Her son has Asperger’s—where are the programs for him? Kids’ extracurriculars and camps cost too much for her, although we know they help learning and development—why aren’t they free? If she leaves her too-expensive neighborhood, her kids will be in a worse school—why? Believe it or not, most Western industrialized countries do a far better job than we do of giving kids a decent childhood and of sustaining their mother too. It does not have to be that if you can’t afford to live in the right neighborhood, your children get a bad education. That is a social and political decision that we have made.

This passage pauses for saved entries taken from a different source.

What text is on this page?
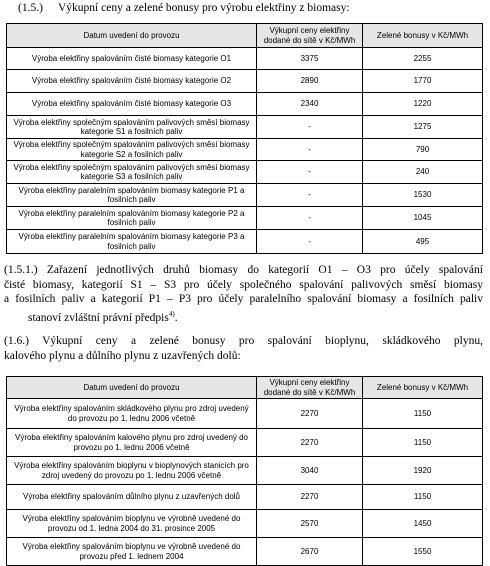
(1.5.) Výkupní ceny a zelené bonusy pro výrobu elektřiny z biomasy:
Datum uvedení do provozu	Výkupní ceny elektřiny dodané do sítě v Kč/MWh	Zelené bonusy v Kč/MWh
Výroba elektřiny spalováním čisté biomasy kategorie O1	3375	2255
Výroba elektřiny spalováním čisté biomasy kategorie O2	2890	1770
Výroba elektřiny spalováním čisté biomasy kategorie O3	2340	1220
Výroba elektřiny společným spalováním palivových směsí biomasy kategorie S1 a fosilních paliv	-	1275
Výroba elektřiny společným spalováním palivových směsí biomasy kategorie S2 a fosilních paliv	-	790
Výroba elektřiny společným spalováním palivových směsí biomasy kategorie S3 a fosilních paliv	-	240
Výroba elektřiny paralelním spalováním biomasy kategorie P1 a fosilních paliv	-	1530
Výroba elektřiny paralelním spalováním biomasy kategorie P2 a fosilních paliv	-	1045
Výroba elektřiny paralelním spalováním biomasy kategorie P3 a fosilních paliv	-	495
(1.5.1.) Zařazení jednotlivých druhů biomasy do kategorií O1 – O3 pro účely spalování
čisté biomasy, kategorií S1 – S3 pro účely společného spalování palivových směsí biomasy
a fosilních paliv a kategorií P1 – P3 pro účely paralelního spalování biomasy a fosilních paliv
stanoví zvláštní právní předpis$^{4)}$.
(1.6.) Výkupní ceny a zelené bonusy pro spalování bioplynu, skládkového plynu,
kalového plynu a důlního plynu z uzavřených dolů:
Datum uvedení do provozu	Výkupní ceny elektřiny dodané do sítě v Kč/MWh	Zelené bonusy v Kč/MWh
Výroba elektřiny spalováním skládkového plynu pro zdroj uvedený do provozu po 1. lednu 2006 včetně	2270	1150
Výroba elektřiny spalováním kalového plynu pro zdroj uvedený do provozu po 1. lednu 2006 včetně	2270	1150
Výroba elektřiny spalováním bioplynu v bioplynových stanicích pro zdroj uvedený do provozu po 1. lednu 2006 včetně	3040	1920
Výroba elektřiny spalováním důlního plynu z uzavřených dolů	2270	1150
Výroba elektřiny spalováním bioplynu ve výrobně uvedené do provozu od 1. ledna 2004 do 31. prosince 2005	2570	1450
Výroba elektřiny spalováním bioplynu ve výrobně uvedené do provozu před 1. lednem 2004	2670	1550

And then there is Jessica’s job. Although she earned a degree from community college and is a highly regarded employee, she is still on an hourly wage of only $12.35. She punches in and out, and she gets no paid days off—even when she was recovering from an operation for cervical cancer. When she took a day off to chaperon a school field day, she lost a day’s pay. Message to Anne-Marie Slaughter: this is how we treat “family balance” in the regular world of work, and this is how we treat skilled, experienced management-level employees in the childcare field. Taking care of children is women’s work, after all, and women are supposed to have Kevins, not family-size paychecks. Why does it seem like a reasonable policy suggestion to tell Jessica she needs a husband, and pie in the sky to say she needs a union? Or a national day care system like the one in France, where teachers are well-paid, with benefits?

Jessica Schairer is doing the best she can. In fact, she is pretty heroic. It’s the rest of us that are falling short.